6 Nimmit!, Onirim, Cat Lady and Splendor are all apps that we own, though the Tabletop versions of the latter two were used for the countdown. We’d recommend any and all of these, as they are easy to learn and a great way to get familiar with playing analog games in digital form. If you’re new to playing online, tacking something like Scythe can be a bit intimidating (but certainly worth the challenge).
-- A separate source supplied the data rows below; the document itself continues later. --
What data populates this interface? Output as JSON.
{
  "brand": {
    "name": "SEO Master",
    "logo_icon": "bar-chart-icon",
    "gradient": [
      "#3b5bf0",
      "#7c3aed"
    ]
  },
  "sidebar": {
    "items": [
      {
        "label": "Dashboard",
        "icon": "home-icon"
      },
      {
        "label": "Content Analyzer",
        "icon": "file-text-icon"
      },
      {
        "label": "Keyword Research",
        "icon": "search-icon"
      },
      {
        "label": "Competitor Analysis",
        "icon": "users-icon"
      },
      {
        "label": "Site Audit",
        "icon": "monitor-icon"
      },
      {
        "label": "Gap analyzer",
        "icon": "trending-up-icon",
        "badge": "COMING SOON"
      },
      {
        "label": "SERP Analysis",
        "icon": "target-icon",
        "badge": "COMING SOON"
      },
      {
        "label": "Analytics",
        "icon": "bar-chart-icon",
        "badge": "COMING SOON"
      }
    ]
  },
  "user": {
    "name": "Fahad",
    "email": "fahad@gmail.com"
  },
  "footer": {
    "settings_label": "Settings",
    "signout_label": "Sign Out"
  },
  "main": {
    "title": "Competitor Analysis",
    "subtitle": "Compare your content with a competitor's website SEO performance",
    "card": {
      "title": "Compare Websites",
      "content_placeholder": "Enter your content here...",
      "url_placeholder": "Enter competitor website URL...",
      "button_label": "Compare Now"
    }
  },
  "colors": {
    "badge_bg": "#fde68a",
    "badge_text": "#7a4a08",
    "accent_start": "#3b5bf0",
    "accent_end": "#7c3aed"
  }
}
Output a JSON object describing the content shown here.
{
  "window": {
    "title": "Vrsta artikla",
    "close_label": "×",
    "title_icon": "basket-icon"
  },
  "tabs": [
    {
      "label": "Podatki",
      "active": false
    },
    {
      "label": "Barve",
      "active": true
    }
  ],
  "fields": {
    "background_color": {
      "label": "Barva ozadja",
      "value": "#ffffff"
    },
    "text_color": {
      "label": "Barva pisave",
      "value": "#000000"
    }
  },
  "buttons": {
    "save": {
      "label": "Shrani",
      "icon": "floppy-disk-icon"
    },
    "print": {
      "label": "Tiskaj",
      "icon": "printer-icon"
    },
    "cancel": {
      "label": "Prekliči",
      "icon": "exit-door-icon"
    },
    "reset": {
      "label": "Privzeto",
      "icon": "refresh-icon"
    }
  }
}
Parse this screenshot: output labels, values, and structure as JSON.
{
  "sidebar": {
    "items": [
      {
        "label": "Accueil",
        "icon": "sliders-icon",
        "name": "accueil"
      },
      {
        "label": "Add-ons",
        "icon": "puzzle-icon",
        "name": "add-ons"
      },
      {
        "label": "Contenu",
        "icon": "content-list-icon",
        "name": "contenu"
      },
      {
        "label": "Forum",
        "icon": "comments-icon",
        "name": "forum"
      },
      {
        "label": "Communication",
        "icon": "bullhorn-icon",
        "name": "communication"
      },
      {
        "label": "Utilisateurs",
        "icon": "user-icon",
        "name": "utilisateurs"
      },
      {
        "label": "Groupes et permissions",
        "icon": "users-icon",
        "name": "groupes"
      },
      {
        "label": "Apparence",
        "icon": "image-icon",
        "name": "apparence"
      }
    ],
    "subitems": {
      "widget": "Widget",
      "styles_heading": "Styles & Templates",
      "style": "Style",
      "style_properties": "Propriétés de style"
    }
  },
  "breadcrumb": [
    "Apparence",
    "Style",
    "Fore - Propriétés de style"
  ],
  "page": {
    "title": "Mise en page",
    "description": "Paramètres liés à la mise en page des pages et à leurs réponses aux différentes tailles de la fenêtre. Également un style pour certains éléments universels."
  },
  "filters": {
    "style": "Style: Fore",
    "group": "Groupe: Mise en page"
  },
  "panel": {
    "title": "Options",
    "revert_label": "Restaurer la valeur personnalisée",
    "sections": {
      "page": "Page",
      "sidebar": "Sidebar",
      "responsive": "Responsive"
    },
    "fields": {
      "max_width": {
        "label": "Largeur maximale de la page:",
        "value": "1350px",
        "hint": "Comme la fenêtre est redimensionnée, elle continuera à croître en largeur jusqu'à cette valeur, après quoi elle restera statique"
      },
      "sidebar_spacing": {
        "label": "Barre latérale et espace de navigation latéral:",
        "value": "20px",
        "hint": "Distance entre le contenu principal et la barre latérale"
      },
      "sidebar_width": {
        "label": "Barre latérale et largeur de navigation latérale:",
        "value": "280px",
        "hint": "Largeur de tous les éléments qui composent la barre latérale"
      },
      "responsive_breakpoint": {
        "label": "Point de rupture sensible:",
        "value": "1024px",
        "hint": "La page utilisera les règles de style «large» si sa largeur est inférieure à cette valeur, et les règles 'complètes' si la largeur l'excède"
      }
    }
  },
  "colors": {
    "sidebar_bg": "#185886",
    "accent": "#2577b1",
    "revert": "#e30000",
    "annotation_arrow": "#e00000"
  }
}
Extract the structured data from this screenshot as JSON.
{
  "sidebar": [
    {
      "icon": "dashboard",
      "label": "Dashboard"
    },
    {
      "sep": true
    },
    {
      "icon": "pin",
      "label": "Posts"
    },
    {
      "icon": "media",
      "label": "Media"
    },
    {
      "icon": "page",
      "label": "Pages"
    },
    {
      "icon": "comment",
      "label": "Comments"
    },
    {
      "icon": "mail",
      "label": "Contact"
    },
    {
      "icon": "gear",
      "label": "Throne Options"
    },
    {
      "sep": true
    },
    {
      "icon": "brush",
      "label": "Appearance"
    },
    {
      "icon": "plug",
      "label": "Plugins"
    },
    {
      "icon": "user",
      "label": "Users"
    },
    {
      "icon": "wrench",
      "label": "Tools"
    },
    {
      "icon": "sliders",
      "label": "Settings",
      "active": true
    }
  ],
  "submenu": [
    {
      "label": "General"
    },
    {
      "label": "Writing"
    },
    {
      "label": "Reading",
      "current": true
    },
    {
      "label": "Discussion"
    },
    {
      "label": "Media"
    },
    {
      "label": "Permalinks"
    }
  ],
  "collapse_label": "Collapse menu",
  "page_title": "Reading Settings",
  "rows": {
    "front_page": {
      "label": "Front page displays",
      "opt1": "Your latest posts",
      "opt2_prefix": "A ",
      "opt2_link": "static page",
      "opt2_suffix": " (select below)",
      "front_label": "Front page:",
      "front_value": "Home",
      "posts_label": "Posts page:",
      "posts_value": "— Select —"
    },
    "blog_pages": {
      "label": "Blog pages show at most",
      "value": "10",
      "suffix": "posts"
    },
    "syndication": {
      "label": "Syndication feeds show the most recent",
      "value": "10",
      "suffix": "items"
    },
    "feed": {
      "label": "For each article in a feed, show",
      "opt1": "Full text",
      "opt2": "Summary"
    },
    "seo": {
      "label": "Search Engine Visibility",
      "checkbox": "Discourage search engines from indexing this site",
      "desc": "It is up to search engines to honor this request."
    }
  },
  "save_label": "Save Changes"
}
That leave us with Quartz and Explorers of the North Sea, two games that we hope will become standalone apps in the future. There is already a Raiders of the North Sea app by Dire wolf Digital, and we hope they continue making digital version of the North Sea Trilogy. Explorers is available on both Tabletopia and Tabletop Simulator, but each one is less than perfect. Even though we struggled a bit with the pieces staying where they should, we had a great time playing and think that it could be quite fast in person. We didn’t all love Quartz, but it’s a decent push-your-luck game. We think we’d like the game a bit better with some balancing elements, and may try to create some sort of variant if we play again.